Comissão de Ética divide opiniões
A proposta de criar uma Comissão de Ética autônoma gerou discussões acaloradas. Parte dos presentes questionou a contratação de profissionais externos e a exigência de formação em Direito para associados que desejem compor o grupo. O tema dominou grande parte da audiência conduzida pelo presidente do Conselho Deliberativo, Romeu Tuma Júnior.

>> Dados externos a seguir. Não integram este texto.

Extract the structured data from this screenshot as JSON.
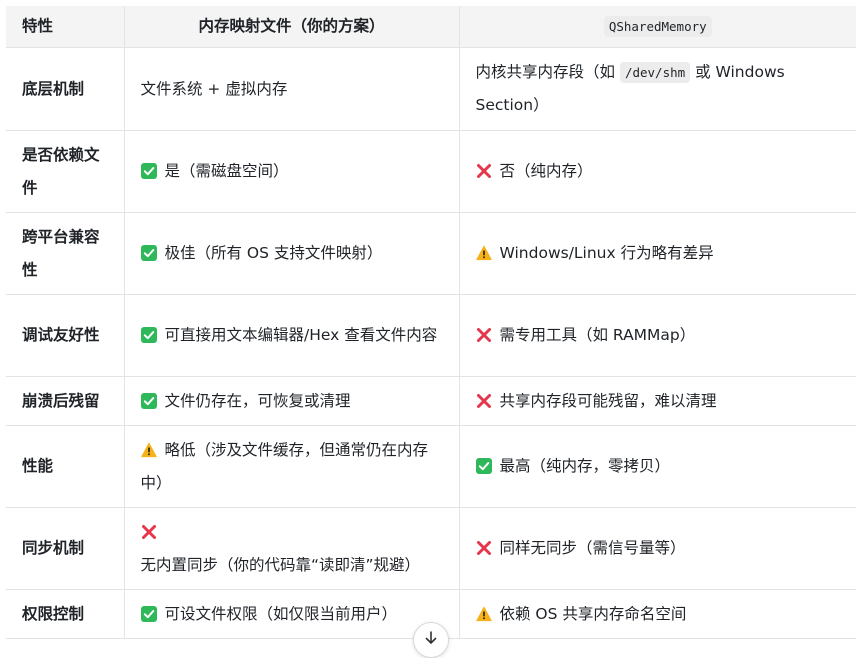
{
  "header": {
    "col1": "特性",
    "col2": "内存映射文件（你的方案）",
    "col3_code": "QSharedMemory"
  },
  "rows": [
    {
      "feature": "底层机制",
      "mmf": {
        "icon": "",
        "text": "文件系统 + 虚拟内存"
      },
      "qsm": {
        "icon": "",
        "before": "内核共享内存段（如 ",
        "code": "/dev/shm",
        "after": " 或 Windows Section）"
      }
    },
    {
      "feature": "是否依赖文件",
      "mmf": {
        "icon": "check-icon",
        "text": "是（需磁盘空间）"
      },
      "qsm": {
        "icon": "cross-icon",
        "text": "否（纯内存）"
      }
    },
    {
      "feature": "跨平台兼容性",
      "mmf": {
        "icon": "check-icon",
        "text": "极佳（所有 OS 支持文件映射）"
      },
      "qsm": {
        "icon": "warning-icon",
        "text": "Windows/Linux 行为略有差异"
      }
    },
    {
      "feature": "调试友好性",
      "mmf": {
        "icon": "check-icon",
        "text": "可直接用文本编辑器/Hex 查看文件内容"
      },
      "qsm": {
        "icon": "cross-icon",
        "text": "需专用工具（如 RAMMap）"
      }
    },
    {
      "feature": "崩溃后残留",
      "mmf": {
        "icon": "check-icon",
        "text": "文件仍存在，可恢复或清理"
      },
      "qsm": {
        "icon": "cross-icon",
        "text": "共享内存段可能残留，难以清理"
      }
    },
    {
      "feature": "性能",
      "mmf": {
        "icon": "warning-icon",
        "text": "略低（涉及文件缓存，但通常仍在内存中）"
      },
      "qsm": {
        "icon": "check-icon",
        "text": "最高（纯内存，零拷贝）"
      }
    },
    {
      "feature": "同步机制",
      "mmf": {
        "icon": "cross-icon",
        "text": "无内置同步（你的代码靠“读即清”规避）"
      },
      "qsm": {
        "icon": "cross-icon",
        "text": "同样无同步（需信号量等）"
      }
    },
    {
      "feature": "权限控制",
      "mmf": {
        "icon": "check-icon",
        "text": "可设文件权限（如仅限当前用户）"
      },
      "qsm": {
        "icon": "warning-icon",
        "text": "依赖 OS 共享内存命名空间"
      }
    }
  ],
  "scroll_button": {
    "icon": "arrow-down-icon"
  },
  "colors": {
    "check": "#2fb85a",
    "cross": "#e5364b",
    "warning": "#f5b21b"
  }
}
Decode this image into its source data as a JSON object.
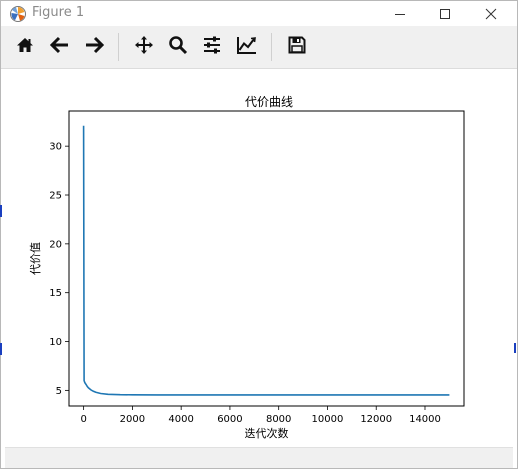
{
  "window": {
    "title": "Figure 1",
    "minimize_icon": "minimize-icon",
    "maximize_icon": "maximize-icon",
    "close_icon": "close-icon"
  },
  "toolbar": {
    "buttons": [
      {
        "name": "home-button",
        "icon": "home-icon"
      },
      {
        "name": "back-button",
        "icon": "arrow-left-icon"
      },
      {
        "name": "forward-button",
        "icon": "arrow-right-icon"
      },
      {
        "name": "pan-button",
        "icon": "move-icon"
      },
      {
        "name": "zoom-button",
        "icon": "magnifier-icon"
      },
      {
        "name": "subplots-button",
        "icon": "sliders-icon"
      },
      {
        "name": "edit-axis-button",
        "icon": "line-chart-icon"
      },
      {
        "name": "save-button",
        "icon": "floppy-disk-icon"
      }
    ]
  },
  "chart_data": {
    "type": "line",
    "title": "代价曲线",
    "xlabel": "迭代次数",
    "ylabel": "代价值",
    "xlim": [
      -600,
      15600
    ],
    "ylim": [
      3.4,
      33.6
    ],
    "xticks": [
      0,
      2000,
      4000,
      6000,
      8000,
      10000,
      12000,
      14000
    ],
    "yticks": [
      5,
      10,
      15,
      20,
      25,
      30
    ],
    "grid": false,
    "line_color": "#1f77b4",
    "series": [
      {
        "x": [
          0,
          20,
          50,
          100,
          150,
          200,
          300,
          400,
          500,
          700,
          1000,
          1500,
          2000,
          3000,
          5000,
          8000,
          12000,
          15000
        ],
        "y": [
          32.1,
          6.0,
          5.8,
          5.6,
          5.4,
          5.25,
          5.05,
          4.9,
          4.8,
          4.68,
          4.6,
          4.56,
          4.55,
          4.54,
          4.54,
          4.54,
          4.54,
          4.54
        ]
      }
    ]
  }
}
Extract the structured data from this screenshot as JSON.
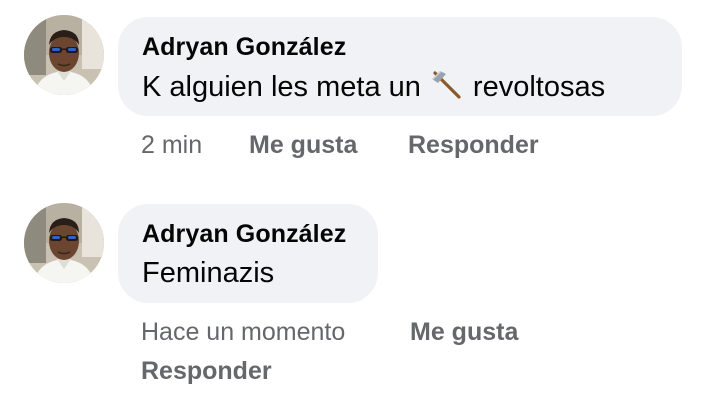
{
  "comments": [
    {
      "author": "Adryan González",
      "text_before": "K alguien les meta un",
      "emoji": "axe-emoji",
      "text_after": "revoltosas",
      "time": "2 min",
      "like_label": "Me gusta",
      "reply_label": "Responder"
    },
    {
      "author": "Adryan González",
      "text": "Feminazis",
      "time": "Hace un momento",
      "like_label": "Me gusta",
      "reply_label": "Responder"
    }
  ],
  "colors": {
    "bubble": "#f0f2f5",
    "meta_text": "#65676b",
    "body_text": "#050505"
  }
}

Por causa do número reduzido de participantes, quase todos os pedidos de “parte” após as falas foram aceitos por Tuma. Em um desses momentos, o presidente do conselho protagonizou breve desentendimento com o conselheiro Jorge Kalil, seu adversário na última eleição para o comando do órgão.
Preocupação com esportes amadores
Associados e coletivos corintianos também questionaram a recente decisão do presidente Osmar Stábile de separar os orçamentos do futebol profissional e do clube social. A medida, afirmaram, pode comprometer esportes como basquete e futsal, que precisarão buscar novas fontes de financiamento.
Falta de transmissão provoca críticas
A audiência não foi transmitida pelos canais oficiais do Corinthians. O pedido havia sido feito pela presidência do Conselho Deliberativo, mas não recebeu autorização de Stábile. A imprensa presente também foi impedida de gravar imagens; apenas um registro interno, sem previsão de divulgação, foi produzido.
Durante a sessão, Vinícius Cascone informou ter protocolado requerimento para que as próximas reuniões sejam exibidas ao público. Tuma Júnior, no entanto, afirmou que alguns conselheiros que defendem a transmissão estariam, nos bastidores, atuando contra a iniciativa.
Próximos passos
A segunda audiência ocorrerá na sexta-feira (6/12), na Neo Química Arena. O Teatro Corinthians, no Parque São Jorge, estará reservado para outro evento no mesmo dia.